We ended up picking up a '81 Ford that has more than 2000 hours and still runs like a champ.


Is this perhaps a case of survivorship bias? Surely there are plenty of brands/models of the tractor and implements which have critical flaws exposed only over time.


Yes, but not as much as you'd think. Tractors are very simple, very rugged devices built to be run all day in a punishing environment. It's not surprising that many 50+ year-old ones are still running.

Old ones are little more than engine, transmission and maybe hydraulics.


Does it matter at this point? If you are shopping for used equipment and all the early fails have been filtered out already then that's a good thing.


> My dad is still running a John Deere M tractor from at least the early 50s, and all of the implements that we hook onto it are at least of that vintage

My tractor is about five years old, but the haying implements I hook on (specifically, the New Holland 271 baler) are about as old as I am (45).


They're SJH: Social Justice Hackers; minus the social, the justice or the hacking.

If that SJH TED guy actually depended on an ag livelihood which necessitated functioning equipment, maybe they'd been able to dogfood workable designs to be almost as good as commercial products, or at least not as terrible as solar roadways. Instead, they have a wiki for a Moller, which will stay unrealized... forever.


Everyone in this subthread is missing the point of open source industrial equipment.

The point is not to get a cheap tractor, or even a good one.

The point is not to have a tractor you can service.

The point is to have a shared platform.

If you buy a random used tractor and mod it, and I buy a different one, the probability that your mod is compatible with my tractor is low.

If I am just as skilled as you at designing and fabricating parts, maybe that's ok.... I can just adapt your plans to my machine.

With open source hardware, though, you can be a skilled machine designer, release detailed plans, and then a less skilled designer can come along, follow your fabrication instructions, and have a chance that your mod will work on their hardware.

Open sourcing the plans is essentially providing an standard API for the machine.

If you are satisfied that the existing market for farm equipment gives you an optimally efficient process already, then this is of no benefit to you.

If you are a tinkerer and would like to build off a community of tinkerers to design new workflows for your operation, you might find an open source hardware project valuable.


Cheap stuff from China has done quite a bit to help the world develop. How they produce and export for less than the cost of raw materials in the west is, IMHO, one of the great mysteries of economics.


1) low wages

2) no environmental regulations

3) governmental policies


4) economies of scale

5) lower costs of living relative to the west

6) less barriers to entry and less middlemen sucking out money



8) markup and living wage being paid by the supplier of the US raw materials.

9) government regulation governing the contents of those raw materials e.g. Prop 65.


4.5) Central planning for various industries to reduce logistics costs.

https://www.youtube.com/watch?v=myf_bJv20NE touches on it (26 minutes in). That you can order a chip you need... and its made a few blocks away.

Detroit (and the midwest auto industry) used to be like this - where whatever you needed was fairly close already. Not so much anymore. I'd have to dig up the cost difference in a slack (I asked about it), but IIRC, the majority of the price difference was not the difference in the cost of labor on a $30 item, but that at the scale things are being made the logistics isn't as expensive (you can buy 1000 chips and get them in a day or so rather than needing to buy 10,000 chips and needing for them to be shipped from 1000 miles away that will get here next week).

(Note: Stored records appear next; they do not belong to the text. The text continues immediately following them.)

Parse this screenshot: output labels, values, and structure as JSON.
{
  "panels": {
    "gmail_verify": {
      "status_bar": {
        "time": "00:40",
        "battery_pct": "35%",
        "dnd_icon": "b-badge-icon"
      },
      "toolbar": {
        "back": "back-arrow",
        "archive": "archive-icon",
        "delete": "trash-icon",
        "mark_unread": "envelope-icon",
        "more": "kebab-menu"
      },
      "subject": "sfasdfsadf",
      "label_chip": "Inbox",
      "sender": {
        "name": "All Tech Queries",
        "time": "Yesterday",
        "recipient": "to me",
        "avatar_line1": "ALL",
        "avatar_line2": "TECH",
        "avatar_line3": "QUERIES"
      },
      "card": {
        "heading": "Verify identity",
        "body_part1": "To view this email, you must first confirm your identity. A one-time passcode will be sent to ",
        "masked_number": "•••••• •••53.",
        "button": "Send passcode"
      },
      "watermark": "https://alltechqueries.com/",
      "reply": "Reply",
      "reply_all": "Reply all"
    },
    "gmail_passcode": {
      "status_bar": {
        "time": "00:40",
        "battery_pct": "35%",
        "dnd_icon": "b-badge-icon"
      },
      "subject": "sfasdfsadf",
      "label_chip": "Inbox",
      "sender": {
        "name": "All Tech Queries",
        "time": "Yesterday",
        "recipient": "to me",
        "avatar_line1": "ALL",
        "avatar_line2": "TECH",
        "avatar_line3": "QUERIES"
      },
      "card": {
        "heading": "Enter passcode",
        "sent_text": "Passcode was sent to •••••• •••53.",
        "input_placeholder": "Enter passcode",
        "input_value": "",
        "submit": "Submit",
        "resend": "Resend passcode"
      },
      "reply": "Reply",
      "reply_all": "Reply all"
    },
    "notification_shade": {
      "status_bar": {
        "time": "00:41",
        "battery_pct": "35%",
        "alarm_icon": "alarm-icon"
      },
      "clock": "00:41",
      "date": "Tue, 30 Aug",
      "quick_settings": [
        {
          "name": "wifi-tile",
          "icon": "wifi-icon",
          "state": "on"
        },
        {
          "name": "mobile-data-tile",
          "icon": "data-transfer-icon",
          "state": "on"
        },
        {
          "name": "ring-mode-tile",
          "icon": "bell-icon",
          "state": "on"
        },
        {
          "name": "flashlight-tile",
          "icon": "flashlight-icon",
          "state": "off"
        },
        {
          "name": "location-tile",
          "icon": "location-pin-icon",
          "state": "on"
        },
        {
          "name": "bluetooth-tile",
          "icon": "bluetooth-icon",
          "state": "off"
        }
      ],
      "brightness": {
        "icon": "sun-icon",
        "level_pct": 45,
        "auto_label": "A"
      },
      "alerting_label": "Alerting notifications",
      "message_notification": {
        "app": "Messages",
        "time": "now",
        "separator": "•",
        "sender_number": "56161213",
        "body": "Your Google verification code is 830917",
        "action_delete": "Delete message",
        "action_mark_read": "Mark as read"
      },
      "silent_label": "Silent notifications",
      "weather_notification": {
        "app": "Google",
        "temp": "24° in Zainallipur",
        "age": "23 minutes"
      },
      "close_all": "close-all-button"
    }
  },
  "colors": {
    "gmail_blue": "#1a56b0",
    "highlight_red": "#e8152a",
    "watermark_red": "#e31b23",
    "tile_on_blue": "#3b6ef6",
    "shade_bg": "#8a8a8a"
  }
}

Would be nice if someone did a dissertation level analysis on this and really got into the details. It seems like there's a lot of "Just So" stories that get thrown around and not a lot of deep research. If there were, perhaps we'd find something that's leading to a sizeable amount of the cost differential that could be adjusted by policy makers.


1.1) disregard for worker safety and well being


That goes hand in hand with "disregard environmental regulation."